The operation to buy three out of every eight shares at 105p will reduce Iceland's issued equity by 35 per cent.
Malcolm Walker, Iceland's chairman and chief executive, said the buy- back should be welcomed by all investors. "Sellers can get out at a premium. I think we will end up with a more supportive shareholder register."
It is the second time Iceland has returned cash to shareholders. A year ago it spent pounds 42m to buy back 27 million of its own shares.
Mr Walker admitted that Iceland's directors had considered a management buyout because of frustration at the company's low rating on the stock market.
"We'd have been mad not to, it was looking so cheap," he said. "But nobody likes the idea of a de-listing. If you look at the likes of Branson or Lloyd-Webber who took their companies private they had a big slug of the equity. We only have 6.5 per cent. It was never really going to be a runner."
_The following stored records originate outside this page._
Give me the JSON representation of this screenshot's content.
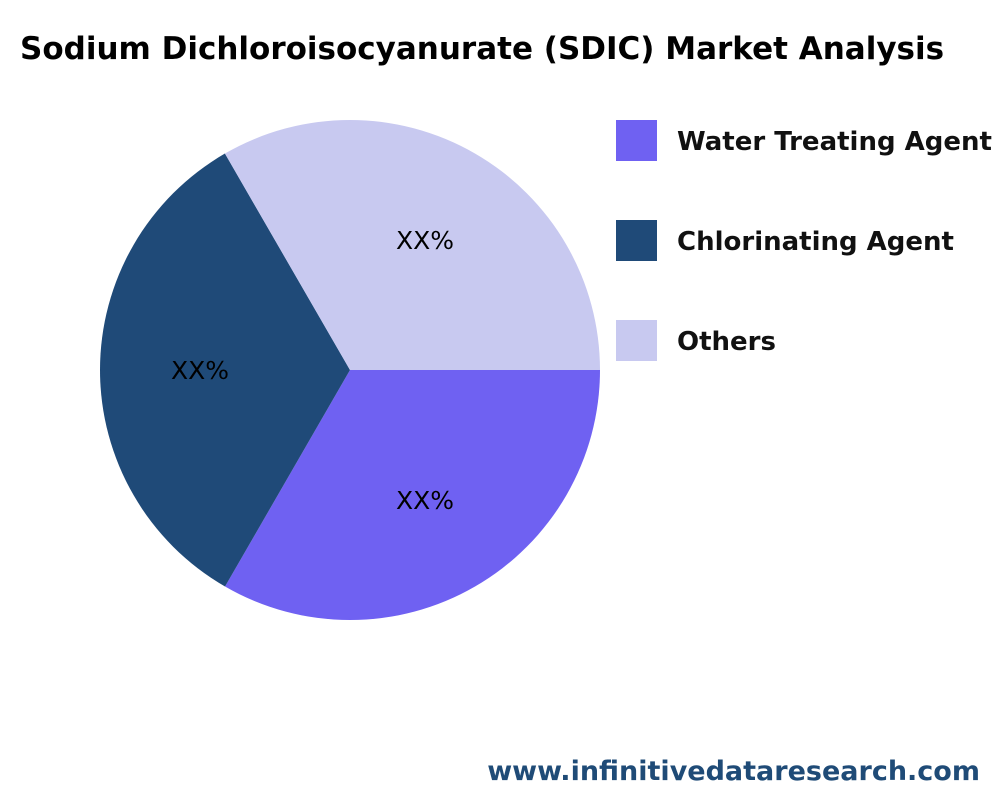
{
  "chart_data": {
    "type": "pie",
    "title": "Sodium Dichloroisocyanurate (SDIC) Market Analysis",
    "categories": [
      "Water Treating Agent",
      "Chlorinating Agent",
      "Others"
    ],
    "values": [
      33.33,
      33.33,
      33.34
    ],
    "data_labels": [
      "XX%",
      "XX%",
      "XX%"
    ],
    "colors": [
      "#6f61f2",
      "#1f4a78",
      "#c8c9f0"
    ],
    "legend_position": "right"
  },
  "footer": {
    "website": "www.infinitivedataresearch.com"
  }
}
Mr Walker was speaking after Iceland reported a drop in pre-tax profits from pounds 72.6m to pounds 56.2m in the year to 28 December, breaking a 25-year record of uninterrupted growth.
Sales grew by 3.8 per cent to pounds 1.47bn, though like-for-like volumes fell by an estimated 1.2 per cent. Earnings per share dropped from 17.0p to 13.2p, though the dividend was raised by 2.9 per cent to 5.4p.
Clwyd-based Iceland has seen its share of retail food market eroded as larger supermarket rivals such as Tesco, Sainsbury's and Safeway matched its lower prices, stayed open for longer and introduced marketing initiatives like loyalty cards that allow shoppers to save on purchases.
Iceland has also felt the chill from the trend to out-of-town stores and the move by bigger chains to introduce frozen food ranges of their own.
To arrest the decline Iceland plans to create 1,000 jobs from the launch of a new home delivery service. The service has already been tested in Chester, Portsmouth and the North-east of England, resulting in "very encouraging sales increases". It will be extended nationwide.
Customers will be offered free delivery by refrigerated vehicles for purchases of pounds 25 or more within a 10-mile radius of Iceland stores.